In the early 1960s, after dropping Fine Arts, she taught drawing and delivered illustrations to the newspapers of the Bayard group. "Press drawings, strips, comics, whatever, I wanted to draw and my goal was to eat thanks to that," she explained. In 1963, she was invited by Goscinny to draw her "Rhesus Factor" in "The bone marrow". She then collaborated with the Tintin newspaper and then with Spirou where she created the "Gnan-Gnan". She then worked at Pilote (where she created the character of "Cellulite") then participated in the early 1970s in the creation of Echo des Savanes with her friends Gotlib and Mandryka.

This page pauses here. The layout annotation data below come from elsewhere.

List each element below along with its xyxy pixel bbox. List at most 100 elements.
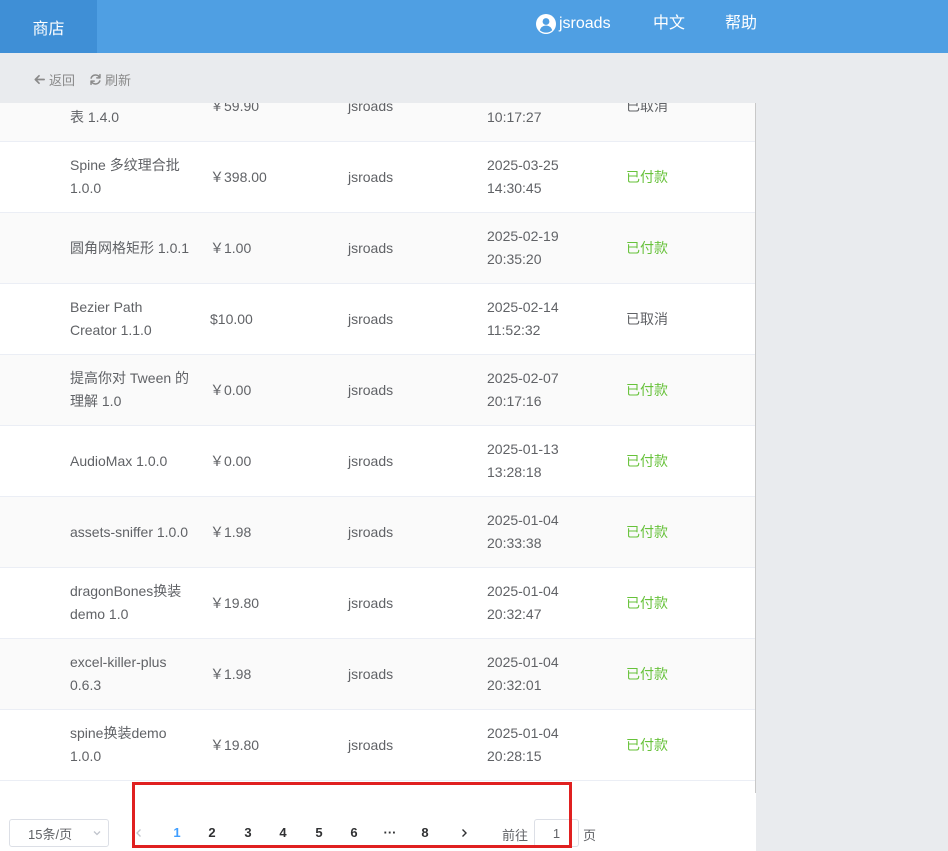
status-cell: 已付款 — [626, 665, 668, 682]
page-number-5[interactable]: 5 — [307, 823, 331, 843]
brand-link[interactable]: 商店 — [0, 0, 97, 53]
table-row: Spine 多纹理合批 1.0.0 ￥398.00 jsroads 2025-0… — [0, 142, 755, 213]
order-time: 20:17:16 — [487, 393, 542, 409]
price-cell: ￥1.00 — [210, 239, 252, 256]
page-number-2[interactable]: 2 — [200, 823, 224, 843]
status-cell: 已付款 — [626, 523, 668, 540]
goto-page-input[interactable] — [534, 819, 579, 847]
page-size-select[interactable]: 15条/页 — [9, 819, 109, 847]
more-pages-button[interactable]: ··· — [378, 823, 402, 843]
order-time-cell: 2025-02-19 20:35:20 — [487, 213, 597, 283]
order-time: 20:32:01 — [487, 677, 542, 693]
buyer-cell: jsroads — [348, 103, 394, 114]
table-row: 高性能实用虚拟列表 1.4.0 ￥59.90 jsroads 2025-05-2… — [0, 103, 755, 142]
page-number-6[interactable]: 6 — [342, 823, 366, 843]
order-time: 20:32:47 — [487, 606, 542, 622]
product-name-cell: Bezier Path Creator 1.1.0 — [70, 299, 152, 338]
product-name-cell: AudioMax 1.0.0 — [70, 452, 168, 469]
buyer-cell: jsroads — [348, 736, 394, 753]
chevron-left-icon — [136, 829, 141, 837]
product-name-cell: 提高你对 Tween 的理解 1.0 — [70, 370, 190, 409]
table-row: excel-killer-plus 0.6.3 ￥1.98 jsroads 20… — [0, 639, 755, 710]
order-date: 2025-01-04 — [487, 654, 559, 670]
page-size-value: 15条/页 — [28, 826, 73, 842]
page-unit-label: 页 — [583, 828, 597, 843]
status-cell: 已付款 — [626, 168, 668, 185]
order-time: 20:35:20 — [487, 251, 542, 267]
buyer-cell: jsroads — [348, 452, 394, 469]
price-cell: ￥0.00 — [210, 381, 252, 398]
orders-table: 高性能实用虚拟列表 1.4.0 ￥59.90 jsroads 2025-05-2… — [0, 103, 755, 781]
order-time-cell: 2025-03-25 14:30:45 — [487, 142, 597, 212]
order-date: 2025-02-19 — [487, 228, 559, 244]
page-number-1[interactable]: 1 — [165, 823, 189, 843]
order-time-cell: 2025-05-2110:17:27 — [487, 103, 597, 141]
prev-page-button[interactable] — [129, 823, 149, 843]
order-time-cell: 2025-02-14 11:52:32 — [487, 284, 597, 354]
order-time: 10:17:27 — [487, 109, 542, 125]
language-switch[interactable]: 中文 — [653, 12, 685, 36]
status-cell: 已付款 — [626, 452, 668, 469]
user-menu[interactable]: jsroads — [536, 12, 611, 36]
order-time-cell: 2025-01-04 20:28:15 — [487, 710, 597, 780]
order-time: 11:52:32 — [487, 322, 541, 338]
status-cell: 已付款 — [626, 239, 668, 256]
next-page-button[interactable] — [454, 823, 474, 843]
table-row: Bezier Path Creator 1.1.0 $10.00 jsroads… — [0, 284, 755, 355]
status-cell: 已取消 — [626, 310, 668, 327]
table-row: AudioMax 1.0.0 ￥0.00 jsroads 2025-01-13 1… — [0, 426, 755, 497]
order-time-cell: 2025-01-13 13:28:18 — [487, 426, 597, 496]
price-cell: ￥19.80 — [210, 594, 260, 611]
help-link[interactable]: 帮助 — [725, 12, 757, 36]
product-name-cell: 高性能实用虚拟列表 1.4.0 — [70, 109, 120, 125]
order-date: 2025-01-04 — [487, 512, 559, 528]
page-number-4[interactable]: 4 — [271, 823, 295, 843]
order-date: 2025-01-04 — [487, 725, 559, 741]
buyer-cell: jsroads — [348, 665, 394, 682]
product-name-cell: 圆角网格矩形 1.0.1 — [70, 239, 190, 256]
order-time-cell: 2025-02-07 20:17:16 — [487, 355, 597, 425]
goto-label: 前往 — [502, 828, 529, 843]
table-row: dragonBones换装demo 1.0 ￥19.80 jsroads 202… — [0, 568, 755, 639]
page-number-8[interactable]: 8 — [413, 823, 437, 843]
table-row: assets-sniffer 1.0.0 ￥1.98 jsroads 2025-… — [0, 497, 755, 568]
status-cell: 已付款 — [626, 736, 668, 753]
buyer-cell: jsroads — [348, 381, 394, 398]
product-name-cell: assets-sniffer 1.0.0 — [70, 523, 189, 540]
order-time: 13:28:18 — [487, 464, 542, 480]
price-cell: ￥0.00 — [210, 452, 252, 469]
price-cell: ￥398.00 — [210, 168, 267, 185]
orders-panel: 高性能实用虚拟列表 1.4.0 ￥59.90 jsroads 2025-05-2… — [0, 103, 756, 851]
buyer-cell: jsroads — [348, 168, 394, 185]
order-date: 2025-01-04 — [487, 583, 559, 599]
order-date: 2025-01-13 — [487, 441, 559, 457]
table-row: 圆角网格矩形 1.0.1 ￥1.00 jsroads 2025-02-19 20:… — [0, 213, 755, 284]
table-row: spine换装demo 1.0.0 ￥19.80 jsroads 2025-01… — [0, 710, 755, 781]
order-time-cell: 2025-01-04 20:33:38 — [487, 497, 597, 567]
buyer-cell: jsroads — [348, 239, 394, 256]
order-time: 20:28:15 — [487, 748, 542, 764]
buyer-cell: jsroads — [348, 523, 394, 540]
back-label: 返回 — [49, 73, 76, 88]
price-cell: ￥1.98 — [210, 665, 252, 682]
order-date: 2025-02-07 — [487, 370, 559, 386]
buyer-cell: jsroads — [348, 594, 394, 611]
order-time: 14:30:45 — [487, 180, 542, 196]
order-date: 2025-03-25 — [487, 157, 559, 173]
chevron-down-icon — [93, 831, 101, 836]
product-name-cell: Spine 多纹理合批 1.0.0 — [70, 157, 180, 196]
product-name-cell: excel-killer-plus 0.6.3 — [70, 654, 167, 693]
status-cell: 已付款 — [626, 594, 668, 611]
order-time-cell: 2025-01-04 20:32:47 — [487, 568, 597, 638]
price-cell: ￥59.90 — [210, 103, 260, 114]
table-row: 提高你对 Tween 的理解 1.0 ￥0.00 jsroads 2025-02… — [0, 355, 755, 426]
price-cell: ￥19.80 — [210, 736, 260, 753]
back-button[interactable]: 返回 — [33, 70, 75, 89]
chevron-right-icon — [462, 829, 467, 837]
page-number-3[interactable]: 3 — [236, 823, 260, 843]
refresh-button[interactable]: 刷新 — [89, 70, 131, 89]
username-label: jsroads — [559, 15, 611, 32]
arrow-left-icon — [34, 74, 45, 85]
top-navbar: 商店 jsroads 中文 帮助 — [0, 0, 948, 53]
refresh-icon — [90, 73, 101, 86]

The "sociologist of the year" 1976, according to Roland Barthes

Among the pioneers of comics, she was able to impose a style, a tone, an offbeat look of total originality. Observer detached from her time, she crunches through them with immense self-mockery. Press cartoonist, she drew in Le Sauvage and Le Nouvel Observateur where she published a board of "Frustrés" every week. Having launched into self-publishing, in 1988 she published the first album of Agrippina's adventures, followed by six others and a series of 26 cartoons broadcast on Canal +.

Her gallery of characters allowed her to tackle social issues that she very often identified well before most of her contemporaries. To the point that in 1976, Roland Barthes will say that she is the "sociologist of the year". She also practiced painting with talent, producing a series of striking portraits of her loved ones and uncompromising self-portraits. "A personality as disturbing as it is endearing, Claire Bretécher has traced a unique path in comics. Her humor and her freedom of spirit were immense, they will be missed by all her readers, we already miss her," said her editor.